Die Prinzipien der Luftfiltration

Es gibt zwei Arten von Luftfiltern: für gasförmige Partikel und für feste Partikel. Beide Filter dienen dem gleichen Zweck, und zwar der Reduzierung der Partikelkonzentration in der Luft.Gasförmige Partikel können durch Adsorption gefiltert werden. Adsorption wird durch die so genannte London-Dispersionskraft, einer intermolekularen Art der Van-der Waals-Kraft, hervorgerufen. Diese Kräfte haben ähnliche Eigenschaften wie die Gravitationskräfte zwischen Planeten. Aktivkohlefilter sind in der Lage, Gasmoleküle durch die Adsorption aus der Luft zu filtern. Je nach Anwendungsgebiet können verschiedene Kohlearten verwendet werden.

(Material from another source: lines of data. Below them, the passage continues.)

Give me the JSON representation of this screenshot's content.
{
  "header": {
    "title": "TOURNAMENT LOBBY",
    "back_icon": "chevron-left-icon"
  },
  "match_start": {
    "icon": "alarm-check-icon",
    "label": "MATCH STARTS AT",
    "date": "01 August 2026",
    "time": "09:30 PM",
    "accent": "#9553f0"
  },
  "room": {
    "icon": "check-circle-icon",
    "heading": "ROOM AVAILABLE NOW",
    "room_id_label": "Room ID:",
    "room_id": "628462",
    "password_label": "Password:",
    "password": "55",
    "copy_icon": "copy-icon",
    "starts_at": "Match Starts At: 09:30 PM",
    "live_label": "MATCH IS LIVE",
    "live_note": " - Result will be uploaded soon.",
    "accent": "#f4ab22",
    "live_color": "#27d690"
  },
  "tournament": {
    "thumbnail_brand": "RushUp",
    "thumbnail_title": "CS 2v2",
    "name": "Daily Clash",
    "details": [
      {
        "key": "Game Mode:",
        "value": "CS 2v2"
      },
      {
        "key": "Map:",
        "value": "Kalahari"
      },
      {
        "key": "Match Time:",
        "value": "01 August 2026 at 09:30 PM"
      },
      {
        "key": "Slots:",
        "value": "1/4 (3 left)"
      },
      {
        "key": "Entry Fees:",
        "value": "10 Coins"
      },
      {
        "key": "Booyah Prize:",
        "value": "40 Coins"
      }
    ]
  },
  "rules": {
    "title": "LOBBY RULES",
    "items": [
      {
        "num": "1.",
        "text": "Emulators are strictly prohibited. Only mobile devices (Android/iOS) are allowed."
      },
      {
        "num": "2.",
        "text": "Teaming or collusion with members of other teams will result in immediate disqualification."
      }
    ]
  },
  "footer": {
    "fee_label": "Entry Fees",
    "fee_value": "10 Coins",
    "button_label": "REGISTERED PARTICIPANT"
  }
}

Zum Abfangen von festen Partikeln werden die folgenden vier Prinzipien genutzt

Particle interception

Der Siebeffekt

Der Siebeffekt kommt bei Luftfiltern am häufigsten zum Einsatz. Das Prinzip des Siebeffekts ist ganz einfach: das abgefangene Teilchen ist gröβer als der Raum zwischen den Filterfasern und wird dadurch festgehalten.

Der Massenträgheitseffekt

Dieses Filterprinzip kommt zur Anwendung, wenn die Teilchen eine groβe Masse haben. Das abzufangende Teilchen kommt mit hoher Geschwindigkeit an und trifft durch sein Gewicht auf die Filterfaser auf, anstatt von dem Luftstrom mitgeführt zu werden.

Der Abfangeffekt

Dieses Filterprinzip beruht auf der Tatsache, dass sich Teilchen gegenseitig anziehen. In diesem Fall ziehen die gröβeren Filterfasern die relativ kleinen Staubteilchen an. Sobald die Partikel abgefangen wurden, bleiben sie an den Filterfasern haften.

Der Diffusionseffekt

Winzig kleine Partikel weisen häufig eine unregelmäβige Eigenbewegung auf. Dieses Phänomen nennt man Brownsche Molekularbewegung. Das Muster des Weges, den die Partikel ablegen, kann von der Richtung des Luftstroms abweichen. Die Wahrscheinlichkeit, dass die Partikel durch die Brownsche Molekularbewegung mit den Filterfasern in Berührung kommen, ist dementsprechend groβ. Die verschiedenen Filtereffekte lassen sich grafisch darstellen, wodurch auch illustriert werden kann, bei welchen Partikelgröβen die einzelnen Filtrationsprinzipien am wirksamsten sind.